After ceasing all withdrawals in June and then partially restarting them in July, Seychelles-based crypto exchange platform CoinFLEX has recently submitted a motion to be restructured to the Seychelles Islands’ authorities.
According to a report by Bloomberg, CoinFLEX has now made the decision to go through a restructuring process in an effort to stay afloat and eventually return investors’ funds that it has locked, with only 10% of client funds being available for withdrawal.
CoinFLEX has also asked the Seychelles government for permission to offer RecoveryUSD (rvUSD), equity, and the platform’s own FLEX coin to anxious users looking to reclaim control of their cash after withdrawals were suspended.
The platform’s users, who would undoubtedly much prefer to be able to withdraw the money they invested in different cryptocurrencies – a decision that is very much in keeping with the primary objective of any cryptocurrency exchange – may not, however, be pleased with this answer.
CoinFLEX waiting for a rescuer
According to Mark Lamb, CEO of CoinFLEX, the exchange platform is eagerly awaiting a new group of shareholders who would hopefully help it turn things around and repay depositors.

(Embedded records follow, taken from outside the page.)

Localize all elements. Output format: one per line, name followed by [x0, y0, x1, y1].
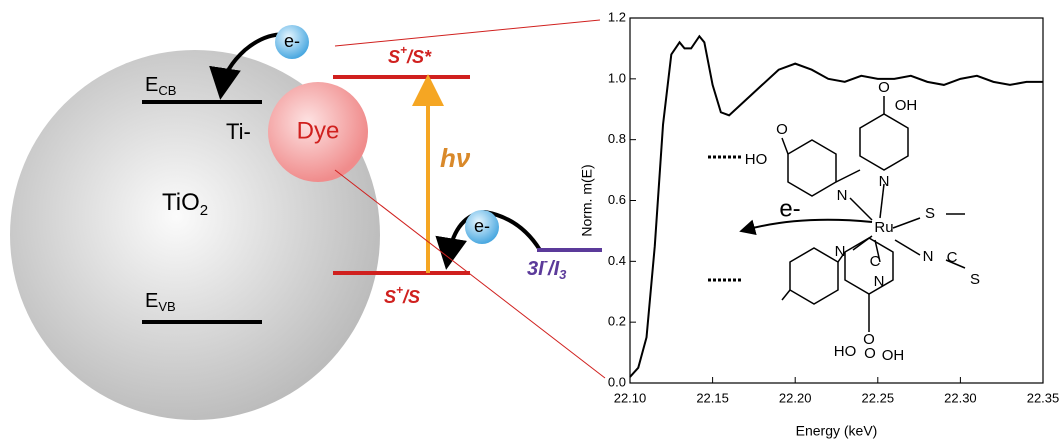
atom-label: N: [837, 187, 848, 204]
x-tick-label: 22.30: [944, 390, 977, 405]
atom-label: Ru: [874, 219, 893, 236]
electron-label: e-: [284, 31, 300, 51]
atom-label: HO: [745, 151, 768, 168]
zoom-line: [334, 19, 601, 47]
x-tick-label: 22.20: [779, 390, 812, 405]
y-axis-label: Norm. m(E): [579, 164, 595, 236]
y-tick-label: 1.0: [608, 70, 626, 85]
electron: [465, 210, 499, 244]
excited-label: S+/S*: [388, 43, 432, 67]
x-tick-label: 22.35: [1027, 390, 1060, 405]
data-line: [629, 34, 1043, 378]
atom-label: S: [925, 205, 935, 222]
zoom-line: [334, 169, 606, 379]
electron-label: e-: [474, 216, 490, 236]
y-tick-label: 0.8: [608, 131, 626, 146]
atom-label: HO: [834, 343, 857, 360]
y-tick-label: 0.4: [608, 253, 626, 268]
y-tick-label: 0.6: [608, 192, 626, 207]
electron: [275, 25, 309, 59]
atom-label: N: [874, 273, 885, 290]
tio2-label: TiO2: [162, 189, 208, 219]
atom-label: O: [864, 345, 876, 362]
atom-label: O: [863, 331, 875, 348]
atom-label: N: [879, 173, 890, 190]
atom-label: OH: [895, 97, 918, 114]
x-tick-label: 22.10: [614, 390, 647, 405]
ground-label: S+/S: [384, 283, 420, 307]
y-tick-label: 1.2: [608, 9, 626, 24]
y-tick-label: 0.0: [608, 374, 626, 389]
redox-label: 3I-/I3: [527, 253, 567, 282]
atom-label: N: [923, 248, 934, 265]
evb-label: EVB: [145, 290, 176, 314]
molecule-electron-label: e-: [779, 195, 800, 222]
ecb-label: ECB: [145, 74, 176, 98]
atom-label: N: [835, 243, 846, 260]
x-tick-label: 22.25: [862, 390, 895, 405]
x-axis-label: Energy (keV): [796, 423, 878, 439]
molecule: [708, 96, 966, 332]
atom-label: S: [970, 271, 980, 288]
atom-label: O: [878, 79, 890, 96]
atom-label: OH: [882, 347, 905, 364]
x-tick-label: 22.15: [696, 390, 729, 405]
photon-label: hν: [440, 143, 471, 173]
dye-label: Dye: [297, 117, 340, 144]
y-tick-label: 0.2: [608, 314, 626, 329]
atom-label: O: [776, 121, 788, 138]
ti-label: Ti-: [226, 119, 251, 144]
atom-label: C: [947, 249, 958, 266]
dye-sphere: [268, 82, 368, 182]
atom-label: C: [870, 253, 881, 270]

He stated:
”We look forward to welcoming a new group of shareholders to CoinFLEX and are glad to be in a jurisdiction where we can quickly resolve this situation and return maximum value to depositors.”
According to reports, Roger Ver, a seasoned cryptocurrency investor, failed to meet a $47 million margin call at the start of the exchange’s problems. As a result, CoinFLEX has sued him in an effort to recover a total loss of $84 million. Interestingly, Ver has clearly denied all the accusations.
The struggling company has taken several steps to reduce its operational costs amid the crypto winter market. CoinFLEX has reportedly decided to cut its costs by 60%, but the bottom lines continue to fall short.